Urbanredneck, I am going to again ask that, if you are going to ask questions, you make a good faith effort to actually read the answers if you are going to keep asking questions. The fact Canadian universities do charge tuition has not only been mentioned, it’s been mentioned several times, and specific dollar figures have even been used.

If you want to see Canadian university webpages, http://www.google.com is a commonly used way of finding things online. Try searching for “top Canadian universities” - not “colleges” - and go from there.

Here’s an article from a few years ago from the Queen’s Journal that discusses the ban. There are a few frats and one sorority, but they don’t have access to University and AMS facilities/resources. The reason for the ban is that they are not inclusive. Queen’s operates on the basis that any social group has to be open to all students to be eligible for access to university resources. That’s not how frats and sororities operate.

The pledge against fraternities

I was never at Queens, but there was an incredibly homophobic response to that chant in the '90s.

1-Yes, a BA degree is a degree throughout North America. See https://www.univcan.ca/universities/quality-assurance/professional-programs-accreditation/

2-Classroom sizes vary widely even within the same university, depending on your course of study. My largest class – intro to linguistics – had 200 students. My smallest had 6.

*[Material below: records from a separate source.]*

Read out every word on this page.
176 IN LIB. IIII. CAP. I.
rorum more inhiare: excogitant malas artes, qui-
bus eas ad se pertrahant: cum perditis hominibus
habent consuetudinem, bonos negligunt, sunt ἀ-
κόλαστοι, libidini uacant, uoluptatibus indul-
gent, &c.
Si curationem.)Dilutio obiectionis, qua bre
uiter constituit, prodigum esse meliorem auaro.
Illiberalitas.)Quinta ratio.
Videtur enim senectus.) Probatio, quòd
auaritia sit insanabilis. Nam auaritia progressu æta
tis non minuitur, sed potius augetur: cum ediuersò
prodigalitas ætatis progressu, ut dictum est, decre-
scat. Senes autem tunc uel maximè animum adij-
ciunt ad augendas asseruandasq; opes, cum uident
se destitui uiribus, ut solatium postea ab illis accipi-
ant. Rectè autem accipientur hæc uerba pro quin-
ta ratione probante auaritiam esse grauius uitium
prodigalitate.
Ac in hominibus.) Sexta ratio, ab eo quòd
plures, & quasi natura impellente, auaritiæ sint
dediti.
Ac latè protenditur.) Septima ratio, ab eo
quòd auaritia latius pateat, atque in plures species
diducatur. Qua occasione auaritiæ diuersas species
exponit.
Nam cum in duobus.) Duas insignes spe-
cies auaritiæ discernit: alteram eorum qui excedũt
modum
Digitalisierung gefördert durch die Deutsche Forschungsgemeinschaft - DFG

3-Again, this is all over the map.

4-Depends on school/course/teacher etc… In my experience TAs will grade work and run supplementary labs, but won’t run a whole course.

Canadians do not get free tuition at the university level. (Not sure where you got that idea.)
Because education is a provincial matter, all provinces can and do set their own rules about how much they want to lean on universities.
So tuition can be capped at different rates for residents of the province, the country, or international students, and at different rates for each program.

Retirement? Well in Canada we have a federally funded retirement program called the Canada Pension Plan (Quebec has its own, but if you work in Quebec and retire elsewhere you still get paid, and vice versa). It guarantees a basic income of about $13,000 per year.
On top of this people can contribute to their own self-directed tax sheltered plans (RRSPs and TFSAs).

And then each workplace may or may not (the bigger the institution, the more likely) have its own pension and benefits plan.